Perioperative Anticoagulation Management: Practice Patterns and Outcomes at 9 Hospitals

Background:

At the time of a major surgery, patients requiring chronic oral anticoagulation therapy must have had this treatment either stopped and restarted or “bridged,” substituting heparin or low‐molecular‐weight heparin (LWMH) except during and shortly after the procedure. It is not clear how these patients are currently being managed and how frequently bleeding and thrombotic outcomes occur.

Methods:

This was a prospective 9‐hospital observational study. Periprocedure bridging anticoagulation was classified a priori as: (a) none, (b) prophylactic dose heparin/LMWH, or (c) full‐dose heparin/LMWH. Outcomes included method of management and 30‐day incidence of thromboembolic and bleeding events.

Results:

Four hundred and ninety‐two of 497 consecutive patients (99%) completed the study. The postprocedure dosing of heparin/LMWH was: none in 54%, prophylactic in 14%, and full dose (therapeutic dose) in 33%. Two hospitals treated more than 80% of their patients with full‐dose heparin, whereas the remaining 7 hospitals used full‐dose heparin in an average of 22% of cases (P < .0001 for overall heterogeneity). This heterogeneity in practice pattern was not accounted for by differences in patient characteristics or the types of surgery (adjusted P < .0001). There were 4 thromboembolic events (0.8%; 95% CI: 0.3‐2.1) and 16 major bleeding events (3.2%; 95% CI: 2.0‐5.2).
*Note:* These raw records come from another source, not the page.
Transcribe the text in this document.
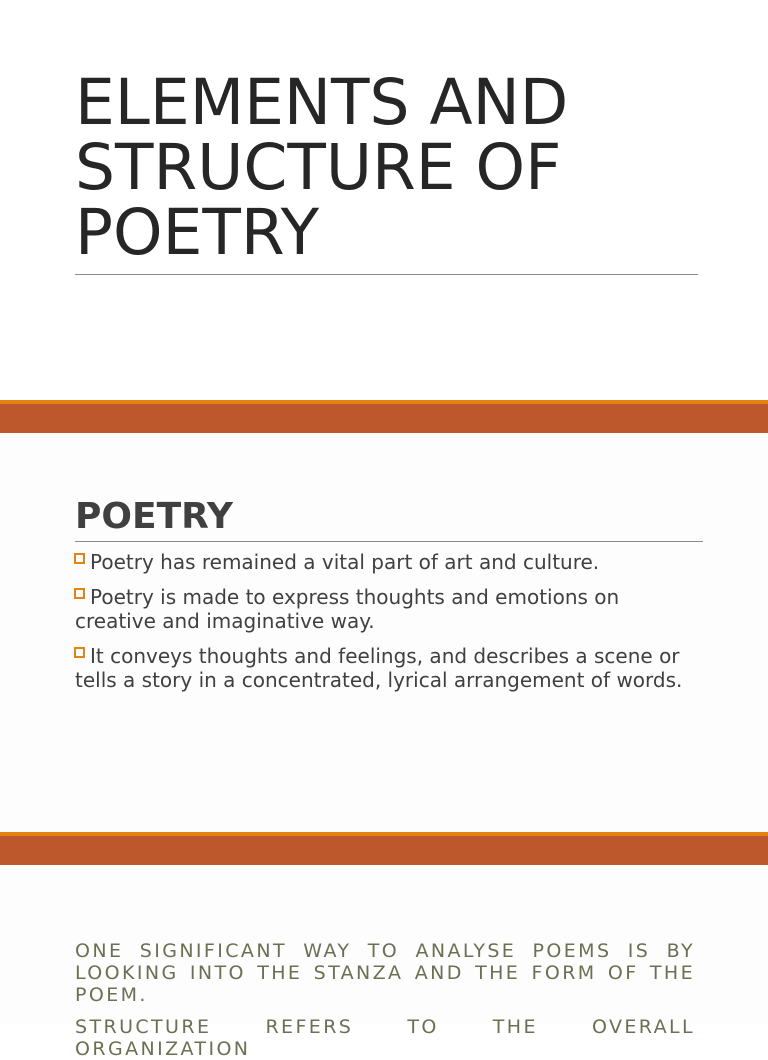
ELEMENTS AND
STRUCTURE OF
POETRY
POETRY
Poetry has remained a vital part of art and culture.
Poetry is made to express thoughts and emotions on creative and imaginative way.
It conveys thoughts and feelings, and describes a scene or tells a story in a concentrated, lyrical arrangement of words.

ONE SIGNIFICANT WAY TO ANALYSE POEMS IS BY LOOKING INTO THE STANZA AND THE FORM OF THE POEM.

STRUCTURE REFERS TO THE OVERALL ORGANIZATION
After adjustment for surgical and patient‐specific bleeding risk, use of full‐dose hepa‐rin/LMWH postprocedure remained associated with significantly higher likelihood of major bleeding: odds ratio 4.4 (95% CI: 1.5‐14.7).

Conclusions:

Management of anticoagulation after an invasive procedure varies widely. The risk of major bleeding was substantial and significantly associated with use of therapeutic doses of heparin/LWMH. Randomized trials are needed to compare the risks and benefits of using different heparin/LMWH bridging strategies perioperatively.

Author Disclosure:

R. H. White, Astra‐Zeneca International, grant funding; A. K. Jaffer, Astra‐Zeneca International, consulting.